While China is an export powerhouse, it remains an investment lightweight. Total outward Chinese direct investment is smaller than either Ireland or Singapore. And the U.S. share is particularly small -- just 2 percent of China's overseas investment, even though the United States currently receives about 15 percent of total global investment.

As Marchick points out, there are many practical problems in boosting Chinese investment. A business sector that is comprised either of small private enterprises or large state-owned enterprises is not especially conducive to foreign investment. And those Chinese companies that are looking abroad face a steep learning curve in negotiating what are often complex transactions.

But the paper argues that the United States needs to start by making it clear that this country actively wants and will encourage Chinese investment, and by working with China to eliminate misperceptions and clear away unnecessary obstacles where they exist. Both countries need to move beyond the bad feelings that were generated in 2005 when the Chinese oil company CNOOC faced a political firestorm over its effort to purchase Unocal.

The timing for such an initiative could not be better. The Obama administration has already announced a strong policy of encouraging foreign investment. The visit to Washington of Chinese vice-president Xi Jinping is the perfect opportunity to tailor that message for a Chinese audience, and to deliver it at the highest levels. Xi, who will become the next president of China, is already more familiar with the United States than any previous Chinese leader, having spent time here as an agricultural official, and having sent his daughter to Harvard.

Such an initiative would also help to counter-balance some of the increasingly tough rhetoric and action on trade out of the Obama administration. The White House recently launched a new trade enforcement task force that is largely aimed at China, and a number of high profile disputes, including one involving solar panels, are set to raise trade tensions. An investment initiative would help make clear that the administration wants to see economic gains for both sides.

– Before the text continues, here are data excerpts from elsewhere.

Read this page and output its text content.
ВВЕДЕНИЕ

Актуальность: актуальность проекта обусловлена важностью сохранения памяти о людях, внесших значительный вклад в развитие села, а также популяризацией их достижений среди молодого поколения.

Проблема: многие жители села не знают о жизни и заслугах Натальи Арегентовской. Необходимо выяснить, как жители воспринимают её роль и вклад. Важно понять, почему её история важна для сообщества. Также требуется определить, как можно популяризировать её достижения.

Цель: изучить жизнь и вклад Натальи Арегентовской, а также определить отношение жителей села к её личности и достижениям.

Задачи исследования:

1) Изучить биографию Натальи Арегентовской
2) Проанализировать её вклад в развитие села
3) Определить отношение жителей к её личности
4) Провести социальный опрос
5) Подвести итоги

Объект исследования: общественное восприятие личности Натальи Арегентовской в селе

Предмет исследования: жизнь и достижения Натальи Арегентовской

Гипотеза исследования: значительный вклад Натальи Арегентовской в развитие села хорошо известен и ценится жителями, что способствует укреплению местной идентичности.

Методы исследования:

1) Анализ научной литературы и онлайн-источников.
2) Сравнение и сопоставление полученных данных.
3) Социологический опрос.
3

The experience with Japan is instructive. Trade relations with Japan soured badly in the 1980s when exports surged even as Japan's market remained largely closed to U.S. products. While Japan has never done much to open itself to imports, trade relations with the United States improved after Japan began investing heavily in this country, building cars and other products and creating good-paying jobs. As a result, members of Congress with large Japanese investments in their districts began defending those companies when trade disputes would arise.

The same needs to happen with China. David Marchick's paper offers a blueprint for where to begin.